Intest Res.  2019 Apr;17(2):273-277. 10.5217/ir.2018.00122.

Remission of diffuse ulcerative duodenitis in a patient with ulcerative colitis after infliximab therapy: a case study and review of the literature

Affiliations
  • 1Department of Gastroenterology, Daehang Hospital, Seoul, Korea. yschoi427@naver.com
  • 2Department of Pathology, Daehang Hospital, Seoul, Korea.

Abstract

Although ulcerative colitis (UC) is confined to colonic and rectal mucosa in a continuous fashion, recent studies have also demonstrated the involvement of upper gastrointestinal tract as diagnostic endoscopy becomes more available and technically advanced. The pathogenesis of UC is not well established yet. It might be associated with an inappropriate response of host mucosal immune system to gut microflora. Although continuous and symmetric distribution of mucosal inflammation from rectum to colon is a typical pattern of UC, clinical feature and course of atypically distributed lesions in UC might also help us understand the pathogenesis of UC. Herein, we report a case of duodenal involvement of UC which successfully remitted after infliximab therapy. Endoscopic and pathologic findings before and after administration of anti-tumor necrosis factor suggest that the pathogenesis of upper gastrointestinal involvement of UC may be similar to that of colon involvement.

Keyword

Duodenitis; Colitis, ulcerative; Remission

MeSH Terms

Colitis, Ulcerative*
Colon
Duodenitis*
Endoscopy
Gastrointestinal Microbiome
Humans
Immune System
Inflammation
Infliximab*
Mucous Membrane
Necrosis
Rectum
Ulcer*
Upper Gastrointestinal Tract
Infliximab

Figure

  • Fig. 1. Endoscopic findings. (A) At initial colonoscopy, diffuse ulcerative inflammation with profuse exudation and spontaneous mucosal hemorrhage. (B) At 3 months follow-up colonoscopy after induction therapy with infliximab, mucosal healing showing whitish scar formation was noted. (C) At initial esophagogastroduodenoscopy (EGD), diffuse edematous and ulcerative inflammation on the bulb and 2nd portion of duodenum. (D) At 3 months follow-up EGD after infliximab induction therapy, endoscopic mucosal healing was achieved on the duodenal mucosa showing scar change.

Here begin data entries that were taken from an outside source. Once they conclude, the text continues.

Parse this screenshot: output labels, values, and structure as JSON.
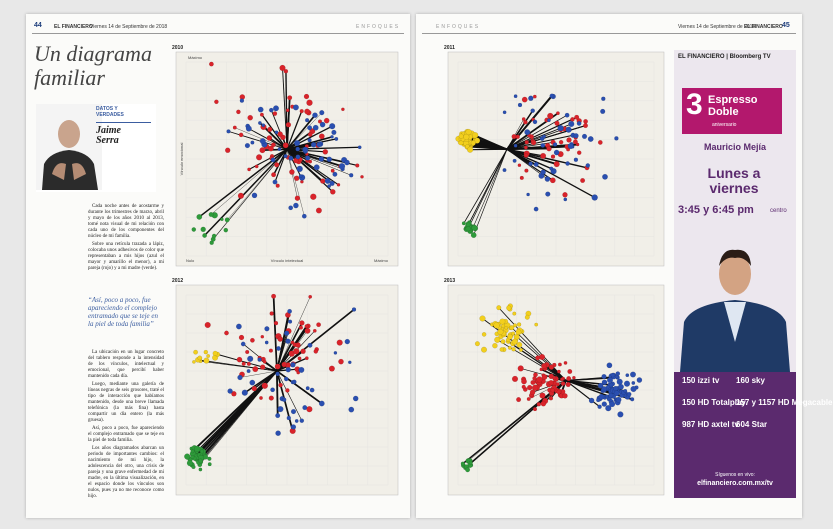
{
  "header": {
    "left_page": "44",
    "left_paper": "EL FINANCIERO",
    "left_date": "Viernes 14 de Septiembre de 2018",
    "section_left": "ENFOQUES",
    "section_right": "ENFOQUES",
    "right_date": "Viernes 14 de Septiembre de 2018",
    "right_paper": "EL FINANCIERO",
    "right_page": "45"
  },
  "article": {
    "title": "Un diagrama familiar",
    "column": "DATOS Y VERDADES",
    "author": "Jaime Serra",
    "paragraphs": [
      "Cada noche antes de acostarme y durante los trimestres de marzo, abril y mayo de los años 2010 al 2013, tomé nota visual de mi relación con cada uno de los componentes del núcleo de mi familia.",
      "Sobre una retícula trazada a lápiz, colocaba unos adhesivos de color que representaban a mis hijos (azul el mayor y amarillo el menor), a mi pareja (rojo) y a mi madre (verde).",
      "La ubicación en un lugar concreto del tablero responde a la intensidad de los vínculos, intelectual y emocional, que percibí haber mantenido cada día.",
      "Luego, mediante una galería de líneas negras de seis grosores, traté el tipo de interacción que habíamos mantenido, desde una breve llamada telefónica (la más fina) hasta compartir un día entero (la más gruesa).",
      "Así, poco a poco, fue apareciendo el complejo entramado que se teje en la piel de toda familia.",
      "Los años diagramados abarcan un periodo de importantes cambios: el nacimiento de mi hijo, la adolescencia del otro, una crisis de pareja y una grave enfermedad de mi madre, en la última visualización, en el espacio donde los vínculos son nulos, pues ya no me reconoce como hijo."
    ],
    "quote": "“Así, poco a poco, fue apareciendo el complejo entramado que se teje en la piel de toda familia”"
  },
  "charts": [
    {
      "year": "2010"
    },
    {
      "year": "2011"
    },
    {
      "year": "2012"
    },
    {
      "year": "2013"
    }
  ],
  "axes": {
    "y": "Vínculo emocional",
    "x": "Vínculo intelectual",
    "max": "Máximo",
    "min": "Nulo"
  },
  "ad": {
    "brand": "EL FINANCIERO | Bloomberg TV",
    "show_number": "3",
    "show_name": "Espresso Doble",
    "show_tag": "aniversario",
    "host": "Mauricio Mejía",
    "days": "Lunes a viernes",
    "time": "3:45 y 6:45 pm",
    "zone": "centro",
    "channels": [
      "150 izzi tv",
      "160 sky",
      "150 HD Totalplay",
      "157 y 1157 HD Megacable",
      "987 HD axtel tv",
      "604 Star"
    ],
    "follow": "Síguenos en vivo:",
    "url": "elfinanciero.com.mx/tv"
  }
}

  • Fig. 2. Histopathological findings. (A) High-power magnification of duodenum showing histologic features of chronic active duodenitis. There is a manifestation of chronic active colitis with crypt distortion, basal lymphoplasmacytosis and crypt abscess (H&E stain, ×200). (B) High-power magnification of duodenum after infliximab treatment. Note the decreased density of inflammatory cell infiltrates in lamina propria as well as decreased active inflammation compared to those of prior medical treatment. Instead of prominent inflammatory cell infiltrates, subepithelial fibrosis is also noted (H&E stain, ×200).